Publication year - 2015
Publication title -
chemistry – a european journal
Language(s) - English
Resource type - Journals
SCImago Journal Rank - 1.687
H-Index - 242
eISSN - 1521-3765
pISSN - 0947-6539
DOI - 10.1002/chem.201501671
Subject(s) - passivation , ionic liquid , photocatalysis , reduction (mathematics) , materials science , ionic bonding , inorganic chemistry , chemical engineering , chemistry , catalysis , nanotechnology , ion , layer (electronics) , organic chemistry , engineering , geometry , mathematics
A robust and reliable method for improving the photocatalytic performance of InP, which is one of the best known materials for solar photoconversion (i.e., solar cells). In this article, we report substantial improvements (up to 18×) in the photocatalytic yields for CO 2 reduction to CO through the surface passivation of InP with TiO 2 deposited by atomic layer deposition (ALD).
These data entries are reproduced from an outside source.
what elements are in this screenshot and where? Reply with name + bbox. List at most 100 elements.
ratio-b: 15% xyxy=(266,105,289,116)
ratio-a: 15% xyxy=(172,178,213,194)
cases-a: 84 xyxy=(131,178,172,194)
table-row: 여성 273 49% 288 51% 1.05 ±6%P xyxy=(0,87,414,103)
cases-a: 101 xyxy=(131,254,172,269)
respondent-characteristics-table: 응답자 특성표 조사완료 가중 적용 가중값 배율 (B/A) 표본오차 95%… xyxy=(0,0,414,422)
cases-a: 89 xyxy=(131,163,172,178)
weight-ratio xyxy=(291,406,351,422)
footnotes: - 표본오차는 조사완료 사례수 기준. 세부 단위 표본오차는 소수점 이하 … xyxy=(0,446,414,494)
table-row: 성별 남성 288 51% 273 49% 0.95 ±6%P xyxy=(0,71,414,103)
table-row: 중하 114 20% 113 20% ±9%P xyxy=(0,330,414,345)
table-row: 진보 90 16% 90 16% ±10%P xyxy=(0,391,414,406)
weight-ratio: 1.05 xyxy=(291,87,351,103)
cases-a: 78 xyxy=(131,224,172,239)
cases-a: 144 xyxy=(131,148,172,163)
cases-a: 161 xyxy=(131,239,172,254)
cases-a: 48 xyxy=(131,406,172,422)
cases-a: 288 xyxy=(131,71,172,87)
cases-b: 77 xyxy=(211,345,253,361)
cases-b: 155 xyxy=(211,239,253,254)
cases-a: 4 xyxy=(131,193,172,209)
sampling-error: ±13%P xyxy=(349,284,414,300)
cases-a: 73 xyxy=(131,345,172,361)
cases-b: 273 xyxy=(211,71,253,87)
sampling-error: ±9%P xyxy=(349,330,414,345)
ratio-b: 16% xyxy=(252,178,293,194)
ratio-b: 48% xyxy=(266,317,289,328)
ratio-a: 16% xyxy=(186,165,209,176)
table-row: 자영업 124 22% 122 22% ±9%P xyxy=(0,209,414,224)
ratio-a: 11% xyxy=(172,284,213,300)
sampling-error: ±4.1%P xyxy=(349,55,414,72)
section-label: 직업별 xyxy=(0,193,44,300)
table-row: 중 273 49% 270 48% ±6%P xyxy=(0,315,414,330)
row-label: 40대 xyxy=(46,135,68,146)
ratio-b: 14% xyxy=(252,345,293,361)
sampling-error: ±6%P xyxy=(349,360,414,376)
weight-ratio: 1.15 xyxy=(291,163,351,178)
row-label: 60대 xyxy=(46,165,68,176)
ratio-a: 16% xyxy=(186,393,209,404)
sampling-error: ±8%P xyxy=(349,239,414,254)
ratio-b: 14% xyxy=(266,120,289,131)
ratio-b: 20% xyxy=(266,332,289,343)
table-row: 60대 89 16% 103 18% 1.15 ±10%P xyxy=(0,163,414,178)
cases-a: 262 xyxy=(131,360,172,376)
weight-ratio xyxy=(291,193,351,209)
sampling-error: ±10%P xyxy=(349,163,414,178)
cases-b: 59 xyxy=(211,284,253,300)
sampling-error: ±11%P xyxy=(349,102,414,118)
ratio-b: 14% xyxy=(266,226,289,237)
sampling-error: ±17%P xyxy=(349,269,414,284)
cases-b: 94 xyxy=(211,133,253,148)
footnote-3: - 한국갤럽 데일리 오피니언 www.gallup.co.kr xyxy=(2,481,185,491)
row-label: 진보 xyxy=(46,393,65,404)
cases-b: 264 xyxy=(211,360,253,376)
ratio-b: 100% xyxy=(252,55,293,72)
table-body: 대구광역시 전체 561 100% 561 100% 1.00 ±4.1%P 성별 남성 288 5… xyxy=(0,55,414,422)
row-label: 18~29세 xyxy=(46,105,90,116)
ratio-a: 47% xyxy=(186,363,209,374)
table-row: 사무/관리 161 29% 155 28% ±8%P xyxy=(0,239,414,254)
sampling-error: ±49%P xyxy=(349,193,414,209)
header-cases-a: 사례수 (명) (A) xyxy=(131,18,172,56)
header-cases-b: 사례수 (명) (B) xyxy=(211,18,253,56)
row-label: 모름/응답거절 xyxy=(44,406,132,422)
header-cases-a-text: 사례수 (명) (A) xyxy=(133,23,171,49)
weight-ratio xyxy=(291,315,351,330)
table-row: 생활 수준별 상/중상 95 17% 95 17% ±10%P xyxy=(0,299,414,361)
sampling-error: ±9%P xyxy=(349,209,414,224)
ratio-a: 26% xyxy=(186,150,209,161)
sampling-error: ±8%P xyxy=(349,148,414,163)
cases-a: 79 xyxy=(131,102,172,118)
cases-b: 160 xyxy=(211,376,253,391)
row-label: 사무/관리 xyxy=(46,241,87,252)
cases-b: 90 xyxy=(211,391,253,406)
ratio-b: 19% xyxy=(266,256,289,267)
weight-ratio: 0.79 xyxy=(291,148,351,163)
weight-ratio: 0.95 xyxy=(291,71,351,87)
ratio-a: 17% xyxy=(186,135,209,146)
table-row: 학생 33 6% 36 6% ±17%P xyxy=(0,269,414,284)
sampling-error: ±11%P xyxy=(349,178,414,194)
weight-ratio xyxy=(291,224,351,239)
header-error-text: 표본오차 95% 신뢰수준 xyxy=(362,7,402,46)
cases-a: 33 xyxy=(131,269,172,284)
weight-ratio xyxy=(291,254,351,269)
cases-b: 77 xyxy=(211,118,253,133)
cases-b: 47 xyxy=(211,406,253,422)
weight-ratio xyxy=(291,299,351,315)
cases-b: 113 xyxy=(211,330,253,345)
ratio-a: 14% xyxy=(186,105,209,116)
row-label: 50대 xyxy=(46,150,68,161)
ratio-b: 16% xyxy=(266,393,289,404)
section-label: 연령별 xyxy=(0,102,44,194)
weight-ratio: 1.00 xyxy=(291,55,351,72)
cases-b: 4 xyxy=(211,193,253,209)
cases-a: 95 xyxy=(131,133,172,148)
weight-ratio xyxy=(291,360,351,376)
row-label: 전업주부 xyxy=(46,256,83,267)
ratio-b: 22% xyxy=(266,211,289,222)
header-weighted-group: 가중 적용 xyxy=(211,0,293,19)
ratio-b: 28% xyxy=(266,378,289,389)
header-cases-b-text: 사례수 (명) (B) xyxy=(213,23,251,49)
Here, the main mechanisms of enhancement are the introduction of catalytically active sites and the formation of a pn ‐junction. Photoelectrochemical reactions were carried out in a nonaqueous solution consisting of ionic liquid, 1‐ethyl‐3‐methylimidazolium tetrafluoroborate ([EMIM]BF 4 ), dissolved in acetonitrile, which enables CO 2 reduction with a Faradaic efficiency of 99 % at an underpotential of +0.78 V. While the photocatalytic yield increases with the addition of the TiO 2 layer, a corresponding drop in the photoluminescence intensity indicates the presence of catalytically active sites, which cause an increase in the electron‐hole pair recombination rate. NMR spectra show that the [EMIM] + ions in solution form an intermediate complex with CO 2 − , thus lowering the energy barrier of this reaction.